Publié le 27 décembre 2025 16:56:00. Des chercheurs de l’Université du Vermont ont identifié un mécanisme impliquant la circulation sanguine cérébrale qui pourrait ouvrir la voie à de nouveaux traitements contre certaines formes de démence, en ciblant un phospholipide essentiel.
- Une étude préclinique révèle que la démence pourrait être liée à un flux sanguin cérébral perturbé.
- La perte d’un lipide clé, le PIP2, provoque une hyperactivité des vaisseaux sanguins, privant le cerveau de nutriments.
- Restaurer les niveaux de PIP2 pourrait améliorer la circulation cérébrale et freiner la progression de la maladie.
La démence, un terme générique désignant un déclin des fonctions cognitives, touche des millions de personnes dans le monde. Si les causes sont multiples, une nouvelle étude menée par des scientifiques de l’Université du Vermont aux États-Unis suggère qu’un facteur souvent négligé pourrait jouer un rôle crucial : la qualité de l’irrigation sanguine du cerveau. Les résultats, publiés dans les Proceedings of the National Academy of Sciences, ouvrent une piste prometteuse pour le développement de nouvelles thérapies.
Selon cette recherche, la démence ne serait pas uniquement le résultat de l’accumulation de protéines anormales ou de lésions neuronales, mais aussi d’un apport sanguin insuffisant. Les chercheurs ont découvert qu’une diminution d’un phospholipide spécifique, le PIP2, entraîne une hyperactivité des vaisseaux sanguins. Ce phénomène perturbe la circulation et prive les tissus cérébraux des nutriments essentiels à leur fonctionnement.

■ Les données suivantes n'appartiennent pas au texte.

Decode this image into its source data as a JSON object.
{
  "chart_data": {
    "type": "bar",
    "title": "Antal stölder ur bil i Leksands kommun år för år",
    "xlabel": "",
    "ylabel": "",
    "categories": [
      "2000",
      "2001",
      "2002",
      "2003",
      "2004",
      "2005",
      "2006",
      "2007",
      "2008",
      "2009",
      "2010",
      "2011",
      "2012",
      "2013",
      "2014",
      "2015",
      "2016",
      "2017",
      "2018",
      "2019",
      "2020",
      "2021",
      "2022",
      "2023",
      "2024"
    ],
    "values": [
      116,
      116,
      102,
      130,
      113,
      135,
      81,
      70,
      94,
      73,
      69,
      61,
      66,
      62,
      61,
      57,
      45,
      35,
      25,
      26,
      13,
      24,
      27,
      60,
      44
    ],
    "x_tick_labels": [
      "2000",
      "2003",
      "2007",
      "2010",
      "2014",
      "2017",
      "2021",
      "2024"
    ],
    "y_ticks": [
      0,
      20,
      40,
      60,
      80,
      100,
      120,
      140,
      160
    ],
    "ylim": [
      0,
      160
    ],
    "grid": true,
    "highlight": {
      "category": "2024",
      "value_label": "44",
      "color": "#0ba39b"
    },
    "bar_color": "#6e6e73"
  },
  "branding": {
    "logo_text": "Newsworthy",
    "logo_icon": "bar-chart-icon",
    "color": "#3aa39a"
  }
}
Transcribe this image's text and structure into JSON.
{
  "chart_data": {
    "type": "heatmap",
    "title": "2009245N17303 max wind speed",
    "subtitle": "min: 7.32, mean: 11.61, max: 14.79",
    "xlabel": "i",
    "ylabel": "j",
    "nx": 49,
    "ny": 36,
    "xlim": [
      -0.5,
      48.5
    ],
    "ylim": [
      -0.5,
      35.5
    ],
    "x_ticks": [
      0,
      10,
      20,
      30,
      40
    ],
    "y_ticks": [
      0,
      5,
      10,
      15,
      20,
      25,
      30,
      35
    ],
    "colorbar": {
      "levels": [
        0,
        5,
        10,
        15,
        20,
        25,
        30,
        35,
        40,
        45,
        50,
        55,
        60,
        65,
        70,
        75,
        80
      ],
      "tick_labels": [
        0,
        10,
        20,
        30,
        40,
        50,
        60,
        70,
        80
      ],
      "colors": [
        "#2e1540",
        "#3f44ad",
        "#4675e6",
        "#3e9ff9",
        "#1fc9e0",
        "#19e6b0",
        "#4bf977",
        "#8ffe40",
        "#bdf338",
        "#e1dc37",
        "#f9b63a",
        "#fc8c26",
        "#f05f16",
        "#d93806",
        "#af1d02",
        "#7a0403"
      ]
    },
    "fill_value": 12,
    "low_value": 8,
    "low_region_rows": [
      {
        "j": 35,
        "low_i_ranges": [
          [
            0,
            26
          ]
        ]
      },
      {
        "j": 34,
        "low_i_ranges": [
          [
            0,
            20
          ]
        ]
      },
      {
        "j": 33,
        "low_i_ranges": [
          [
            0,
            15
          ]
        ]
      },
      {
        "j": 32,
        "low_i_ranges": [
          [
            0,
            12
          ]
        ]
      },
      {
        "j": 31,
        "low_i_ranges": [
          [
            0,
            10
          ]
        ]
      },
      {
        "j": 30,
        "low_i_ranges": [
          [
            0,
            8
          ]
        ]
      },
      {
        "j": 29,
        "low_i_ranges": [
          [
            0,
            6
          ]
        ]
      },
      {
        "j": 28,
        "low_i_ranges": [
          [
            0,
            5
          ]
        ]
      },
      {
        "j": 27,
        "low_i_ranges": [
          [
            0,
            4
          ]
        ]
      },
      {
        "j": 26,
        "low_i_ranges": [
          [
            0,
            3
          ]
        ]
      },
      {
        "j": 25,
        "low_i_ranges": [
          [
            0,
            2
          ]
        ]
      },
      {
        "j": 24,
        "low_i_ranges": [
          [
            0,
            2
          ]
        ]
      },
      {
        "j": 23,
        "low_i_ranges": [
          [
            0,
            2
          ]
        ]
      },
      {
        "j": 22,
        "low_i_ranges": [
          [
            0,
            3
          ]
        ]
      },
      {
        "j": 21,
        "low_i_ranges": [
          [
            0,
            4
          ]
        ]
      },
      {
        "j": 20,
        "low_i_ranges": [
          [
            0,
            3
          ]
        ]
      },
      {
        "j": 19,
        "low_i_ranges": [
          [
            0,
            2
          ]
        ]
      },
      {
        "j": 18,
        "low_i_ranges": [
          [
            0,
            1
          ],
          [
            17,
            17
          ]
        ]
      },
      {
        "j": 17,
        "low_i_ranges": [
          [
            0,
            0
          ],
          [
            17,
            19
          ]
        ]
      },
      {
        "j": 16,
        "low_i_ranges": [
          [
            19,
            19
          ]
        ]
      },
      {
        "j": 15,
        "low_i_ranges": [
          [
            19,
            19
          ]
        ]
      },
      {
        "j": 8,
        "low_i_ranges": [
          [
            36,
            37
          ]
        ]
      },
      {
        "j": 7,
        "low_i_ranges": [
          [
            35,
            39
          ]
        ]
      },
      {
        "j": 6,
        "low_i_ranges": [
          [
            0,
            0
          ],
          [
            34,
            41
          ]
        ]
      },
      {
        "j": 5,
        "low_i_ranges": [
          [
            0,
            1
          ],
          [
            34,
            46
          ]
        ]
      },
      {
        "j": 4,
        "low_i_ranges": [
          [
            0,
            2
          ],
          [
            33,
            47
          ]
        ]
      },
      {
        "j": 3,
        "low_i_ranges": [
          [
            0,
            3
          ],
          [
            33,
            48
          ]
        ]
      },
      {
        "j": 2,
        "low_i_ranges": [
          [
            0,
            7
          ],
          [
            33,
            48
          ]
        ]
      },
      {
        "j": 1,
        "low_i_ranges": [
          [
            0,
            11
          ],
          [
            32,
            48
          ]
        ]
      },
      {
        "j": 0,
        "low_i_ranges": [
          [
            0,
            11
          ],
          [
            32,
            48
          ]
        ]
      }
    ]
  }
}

Les chercheurs expliquent que le PIP2 agit comme un « frein naturel » sur une protéine appelée Piezo1, présente dans les cellules qui tapissent les vaisseaux sanguins. Piezo1 est un canal « mécanosensible » qui régule le débit sanguin. Lorsque les niveaux de PIP2 diminuent, Piezo1 s’emballe, entraînant une vasoconstriction excessive et une réduction de l’apport sanguin.
Dans le cadre de l’étude, les chercheurs ont observé que l’activité de Piezo1 était anormalement élevée dans les vaisseaux sanguins cérébraux de patients atteints de la maladie d’Alzheimer. Ils ont également démontré que la restauration des niveaux de PIP2 permettait de normaliser le flux sanguin et d’améliorer la fonction cérébrale dans des modèles expérimentaux. Ces résultats sont disponibles dans la publication originale.
Les auteurs de l’étude décrivent cette découverte comme une « clé vasculaire » potentielle. Ils estiment qu’en rétablissant l’équilibre entre le PIP2 et le Piezo1, il serait possible d’améliorer la circulation cérébrale et de ralentir, voire de stopper, la progression de certains types de démence.
« Restaurer et améliorer cet apport sanguin impliquerait une « clé vasculaire » qui, une fois ouverte, permettrait d’améliorer le traitement de la démence. »
Auteurs de l’étude
Il est important de souligner que cette recherche est à un stade préclinique. Des essais cliniques seront nécessaires pour confirmer ces résultats et évaluer la sécurité et l’efficacité de cette approche thérapeutique chez l’homme. Les chercheurs insistent sur la nécessité de mieux comprendre l’interaction complexe entre le PIP2 et le Piezo1 afin d’éviter tout effet secondaire indésirable. Ils envisagent de futures études pour identifier des médicaments capables d’augmenter les niveaux de PIP2 ou de modérer l’activité de Piezo1. Des recherches supplémentaires sont nécessaires pour affiner cette approche.
Cette avancée ouvre de nouvelles perspectives dans la lutte contre la démence, une maladie qui représente un défi majeur de santé publique. En ciblant la circulation sanguine cérébrale, les chercheurs espèrent développer des traitements plus efficaces pour préserver la fonction cognitive et améliorer la qualité de vie des patients.